Excerpt

But the Jews exist, 14 million, reduced only by war and its consequences--Jews who in historical times were a people with a language, a homeland, ethos, creation, and a God, and whose indisputable descendents live everywhere today with a seemingly average disposition, with a history lacking holes, with a tradition, with a will to live their own lives, and with masses whose will to be their own people never loses its self-reliance....
—Caliban, Arnold Zweig, 1927

Which of Arnold Zweig's Works were Burned?

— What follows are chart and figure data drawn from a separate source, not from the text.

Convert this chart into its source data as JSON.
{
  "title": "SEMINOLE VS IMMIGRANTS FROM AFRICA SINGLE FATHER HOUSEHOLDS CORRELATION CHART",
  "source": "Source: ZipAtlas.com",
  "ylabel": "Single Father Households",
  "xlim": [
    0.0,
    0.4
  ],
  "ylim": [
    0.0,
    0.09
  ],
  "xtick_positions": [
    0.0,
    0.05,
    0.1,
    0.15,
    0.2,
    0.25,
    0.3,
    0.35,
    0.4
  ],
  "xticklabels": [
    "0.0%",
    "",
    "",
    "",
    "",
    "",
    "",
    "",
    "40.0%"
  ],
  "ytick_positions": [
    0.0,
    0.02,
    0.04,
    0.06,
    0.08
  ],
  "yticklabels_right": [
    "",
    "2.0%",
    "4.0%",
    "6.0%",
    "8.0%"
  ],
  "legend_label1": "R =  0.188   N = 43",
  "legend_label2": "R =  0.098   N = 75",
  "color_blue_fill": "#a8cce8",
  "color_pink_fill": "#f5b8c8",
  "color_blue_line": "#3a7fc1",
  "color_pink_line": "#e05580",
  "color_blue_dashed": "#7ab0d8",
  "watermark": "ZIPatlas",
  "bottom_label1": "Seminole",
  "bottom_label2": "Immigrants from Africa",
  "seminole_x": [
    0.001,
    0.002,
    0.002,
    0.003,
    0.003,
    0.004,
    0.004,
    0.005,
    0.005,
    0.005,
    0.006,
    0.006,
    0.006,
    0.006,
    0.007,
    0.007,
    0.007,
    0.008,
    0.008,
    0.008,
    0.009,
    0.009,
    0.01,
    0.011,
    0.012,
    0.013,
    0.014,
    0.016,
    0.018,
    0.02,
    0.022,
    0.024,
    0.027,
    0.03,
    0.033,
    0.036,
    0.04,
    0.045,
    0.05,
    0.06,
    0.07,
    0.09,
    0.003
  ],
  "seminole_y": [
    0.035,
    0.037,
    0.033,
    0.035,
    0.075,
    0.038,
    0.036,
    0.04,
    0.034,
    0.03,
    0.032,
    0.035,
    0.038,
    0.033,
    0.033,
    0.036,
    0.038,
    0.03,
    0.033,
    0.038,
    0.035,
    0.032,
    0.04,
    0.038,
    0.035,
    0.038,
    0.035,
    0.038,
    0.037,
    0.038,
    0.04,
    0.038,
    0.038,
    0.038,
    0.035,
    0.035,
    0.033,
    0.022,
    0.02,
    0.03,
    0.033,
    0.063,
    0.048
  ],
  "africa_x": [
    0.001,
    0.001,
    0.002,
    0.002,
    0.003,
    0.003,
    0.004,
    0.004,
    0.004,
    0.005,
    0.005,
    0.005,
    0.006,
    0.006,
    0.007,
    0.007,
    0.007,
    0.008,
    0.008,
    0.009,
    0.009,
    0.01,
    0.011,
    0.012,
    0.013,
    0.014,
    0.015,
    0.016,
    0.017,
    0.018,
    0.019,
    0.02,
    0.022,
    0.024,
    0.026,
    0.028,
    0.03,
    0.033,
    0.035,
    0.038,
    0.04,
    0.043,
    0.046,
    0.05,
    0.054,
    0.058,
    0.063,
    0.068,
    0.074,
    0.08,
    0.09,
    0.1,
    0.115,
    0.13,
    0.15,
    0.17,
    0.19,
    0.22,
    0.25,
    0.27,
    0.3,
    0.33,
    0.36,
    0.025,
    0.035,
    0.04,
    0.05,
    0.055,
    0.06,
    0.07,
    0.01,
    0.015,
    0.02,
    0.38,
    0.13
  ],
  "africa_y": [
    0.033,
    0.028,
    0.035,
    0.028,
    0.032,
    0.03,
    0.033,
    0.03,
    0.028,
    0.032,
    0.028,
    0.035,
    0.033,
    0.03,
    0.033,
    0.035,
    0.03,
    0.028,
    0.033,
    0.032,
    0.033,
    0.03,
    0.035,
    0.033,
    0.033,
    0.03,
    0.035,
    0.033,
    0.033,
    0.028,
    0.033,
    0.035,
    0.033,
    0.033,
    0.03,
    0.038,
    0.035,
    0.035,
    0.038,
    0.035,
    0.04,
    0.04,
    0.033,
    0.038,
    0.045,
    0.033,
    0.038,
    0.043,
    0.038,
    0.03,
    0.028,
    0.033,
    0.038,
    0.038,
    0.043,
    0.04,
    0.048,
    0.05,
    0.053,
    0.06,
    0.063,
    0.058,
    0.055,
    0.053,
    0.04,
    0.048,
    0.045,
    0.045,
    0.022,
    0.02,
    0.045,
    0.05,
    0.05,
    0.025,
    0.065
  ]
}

All works published before May 1933

Who was Arnold Zweig?

German novelist and playwright Arnold Zweig (1887-1968) published his first volume of stories in 1911 while he was still a student. Zweig volunteered for the German army in 1915, and spent more than a year at the front. After his war experiences, he became a pacifist. His subsequent writing attacked Prussian militarism. Translated into more than a dozen languages, his prize-winning 1927 novel The Case of Sergeant Grischa tells the story of a Russian prisoner of war's poor treatment by the Germans during World War I. Zweig became a Jewish nationalist and for a time edited a Berlin Zionist periodical. Zweig also co-authored a book with Lion Feuchtwanger, another writer targeted by the Nazis. After Hitler's rise to power, Arnold Zweig was denounced as a pacifist and his books were burned. He sought refuge in Palestine, but ultimately returned to Communist East Berlin where he lived until his death.